The American Dental Association also know as the ADA, in 2012, update their Principle of Ethics and Code of Professional Conduct document. It is available over at http://www.ada.org/~/media/ADA/About%20the%20ADA/Files/code_of_ethics_2012.ashx. As many Americans make trips to the dentist, it is useful to familiarize yourself with the ADA’s document to better determine if your dentist is being ethical and serving your needs well. If you don’t feel this is the case you have options to report your dentist and of course you can find a new dentist.

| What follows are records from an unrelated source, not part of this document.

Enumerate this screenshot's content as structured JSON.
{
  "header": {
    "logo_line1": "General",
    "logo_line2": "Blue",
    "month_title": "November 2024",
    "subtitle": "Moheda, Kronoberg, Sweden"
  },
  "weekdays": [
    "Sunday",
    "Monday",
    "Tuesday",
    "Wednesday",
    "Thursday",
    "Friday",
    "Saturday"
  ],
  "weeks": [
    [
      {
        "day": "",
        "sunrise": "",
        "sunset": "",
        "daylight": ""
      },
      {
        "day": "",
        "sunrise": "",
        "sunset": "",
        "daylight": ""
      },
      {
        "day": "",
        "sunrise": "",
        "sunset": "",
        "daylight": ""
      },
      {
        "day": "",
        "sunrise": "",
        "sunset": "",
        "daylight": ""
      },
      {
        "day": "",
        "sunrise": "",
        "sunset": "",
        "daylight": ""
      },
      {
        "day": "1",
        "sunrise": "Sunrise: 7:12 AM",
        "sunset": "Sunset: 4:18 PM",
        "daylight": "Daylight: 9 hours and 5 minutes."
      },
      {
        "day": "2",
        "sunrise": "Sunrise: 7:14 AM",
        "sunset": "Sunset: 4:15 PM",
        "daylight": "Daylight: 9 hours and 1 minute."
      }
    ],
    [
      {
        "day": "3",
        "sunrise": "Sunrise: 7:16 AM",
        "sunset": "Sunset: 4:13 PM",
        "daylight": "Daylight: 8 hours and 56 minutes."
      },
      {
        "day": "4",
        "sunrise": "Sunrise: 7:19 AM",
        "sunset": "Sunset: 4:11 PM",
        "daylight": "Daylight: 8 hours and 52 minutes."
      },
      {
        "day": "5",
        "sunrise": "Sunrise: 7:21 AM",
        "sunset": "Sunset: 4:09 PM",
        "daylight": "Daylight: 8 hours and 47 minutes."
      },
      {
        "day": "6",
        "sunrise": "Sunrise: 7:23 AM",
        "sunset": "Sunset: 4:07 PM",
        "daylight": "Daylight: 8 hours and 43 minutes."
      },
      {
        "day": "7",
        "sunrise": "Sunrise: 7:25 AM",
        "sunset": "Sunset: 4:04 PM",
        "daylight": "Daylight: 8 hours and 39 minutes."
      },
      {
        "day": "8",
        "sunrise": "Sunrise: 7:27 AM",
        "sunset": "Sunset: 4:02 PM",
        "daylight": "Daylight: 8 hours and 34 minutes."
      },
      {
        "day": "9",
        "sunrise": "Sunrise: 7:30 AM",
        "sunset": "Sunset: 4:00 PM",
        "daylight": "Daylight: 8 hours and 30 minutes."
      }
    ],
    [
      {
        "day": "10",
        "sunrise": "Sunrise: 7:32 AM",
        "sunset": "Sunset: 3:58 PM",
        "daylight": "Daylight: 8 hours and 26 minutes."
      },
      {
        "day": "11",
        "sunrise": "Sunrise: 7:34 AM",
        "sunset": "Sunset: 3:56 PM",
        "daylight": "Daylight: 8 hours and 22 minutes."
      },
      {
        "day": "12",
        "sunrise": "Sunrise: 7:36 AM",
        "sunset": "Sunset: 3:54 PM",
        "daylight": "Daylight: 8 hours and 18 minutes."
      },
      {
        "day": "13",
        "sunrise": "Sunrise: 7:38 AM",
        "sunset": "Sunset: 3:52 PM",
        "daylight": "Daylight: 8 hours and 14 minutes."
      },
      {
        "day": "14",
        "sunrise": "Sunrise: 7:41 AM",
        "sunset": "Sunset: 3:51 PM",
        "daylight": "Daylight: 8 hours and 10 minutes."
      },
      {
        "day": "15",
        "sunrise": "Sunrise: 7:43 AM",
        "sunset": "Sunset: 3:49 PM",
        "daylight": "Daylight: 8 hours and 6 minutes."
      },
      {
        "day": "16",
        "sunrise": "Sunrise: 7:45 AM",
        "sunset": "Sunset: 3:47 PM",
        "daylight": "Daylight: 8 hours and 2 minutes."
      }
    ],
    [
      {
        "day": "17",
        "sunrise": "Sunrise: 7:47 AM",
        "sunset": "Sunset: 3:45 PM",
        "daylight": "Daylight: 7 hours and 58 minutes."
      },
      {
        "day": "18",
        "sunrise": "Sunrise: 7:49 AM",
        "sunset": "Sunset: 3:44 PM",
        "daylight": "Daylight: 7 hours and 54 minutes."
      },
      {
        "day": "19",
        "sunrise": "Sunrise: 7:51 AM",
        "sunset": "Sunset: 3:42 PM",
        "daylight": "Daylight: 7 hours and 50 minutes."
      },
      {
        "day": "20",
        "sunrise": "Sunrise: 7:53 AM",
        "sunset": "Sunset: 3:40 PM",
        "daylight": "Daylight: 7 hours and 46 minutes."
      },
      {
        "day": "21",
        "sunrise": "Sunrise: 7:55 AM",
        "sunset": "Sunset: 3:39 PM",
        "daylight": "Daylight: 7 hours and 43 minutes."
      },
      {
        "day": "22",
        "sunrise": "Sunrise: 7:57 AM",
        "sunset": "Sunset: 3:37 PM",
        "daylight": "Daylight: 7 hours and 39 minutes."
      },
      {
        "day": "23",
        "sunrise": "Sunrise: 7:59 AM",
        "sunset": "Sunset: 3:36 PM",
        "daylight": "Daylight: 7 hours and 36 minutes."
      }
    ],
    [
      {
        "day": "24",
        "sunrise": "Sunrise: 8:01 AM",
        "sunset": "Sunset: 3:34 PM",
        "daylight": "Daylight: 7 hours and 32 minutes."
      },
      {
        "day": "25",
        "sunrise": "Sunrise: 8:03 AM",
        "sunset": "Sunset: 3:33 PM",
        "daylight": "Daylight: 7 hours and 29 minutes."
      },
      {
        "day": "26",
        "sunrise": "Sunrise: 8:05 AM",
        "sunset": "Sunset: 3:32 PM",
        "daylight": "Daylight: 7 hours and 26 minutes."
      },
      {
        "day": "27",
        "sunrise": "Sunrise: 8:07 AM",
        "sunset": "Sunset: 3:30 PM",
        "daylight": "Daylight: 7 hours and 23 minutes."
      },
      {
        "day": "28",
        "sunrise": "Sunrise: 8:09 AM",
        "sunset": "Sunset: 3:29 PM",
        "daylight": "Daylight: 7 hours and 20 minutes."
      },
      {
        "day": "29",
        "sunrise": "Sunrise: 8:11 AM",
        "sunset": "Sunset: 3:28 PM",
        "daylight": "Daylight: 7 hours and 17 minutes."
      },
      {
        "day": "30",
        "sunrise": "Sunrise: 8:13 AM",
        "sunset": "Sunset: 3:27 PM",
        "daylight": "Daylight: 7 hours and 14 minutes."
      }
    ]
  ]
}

Additional comments on the ethics and professional conduct of the ADA and it’s members is over at http://www.ada.org/en/about-the-ada/principles-of-ethics-code-of-professional-conduct. It states
“The dental profession holds a special position of trust within society. As a consequence, society affords the profession certain privileges that are not available to members of the public-at-large. In return, the profession makes a commitment to society that its members will adhere to high ethical standards of conduct… The ADA Code is, in effect, a written expression of the obligations arising from the implied contract between the dental profession and society.”
It should be noted that the position is that ADA members voluntarily agree to abide by the code. Further the code falls into three main components: The Principles of Ethics, the Code of Professional Conduct and the Advisory Opinions. There are five fundamental principles that form the ADA code: patient autonomy, nonmaleficence, beneficence, justice and veracity. The updated 2012 document is 24 pages, so I encourage you to read it, I will just point out a few things below.
Regarding the principle of nonmaleficence (do no harm), there is a description on postexposure, bloodborne pathogens (2E). It states
“All dentists, regardless of their bloodborne pathogen status, have an ethical obligation to immediately inform any patient who may have been exposed to blood or other potentially infectious material in the dental office of the need for postexposure evaluation and follow-up and to immediately refer the patient to a qualified health care practitioner who can provide postexposure services.”
Unfortunately cases have occurred where dentists and/or oral surgeons have exposed patients to bloodbourn pathogens including HIV and hepatitis C. See the Acquired Infection section of the wisdom teeth removal complications page over at http://www.teethremoval.com/complications.html. See also http://blog.teethremoval.com/dental-patients-warned-of-possible-hiv-and-hepatitis-exposure-in-pennsylvania/ for a more recent potential bloodbourn pathogen exposure case occurring in Pennsylvania.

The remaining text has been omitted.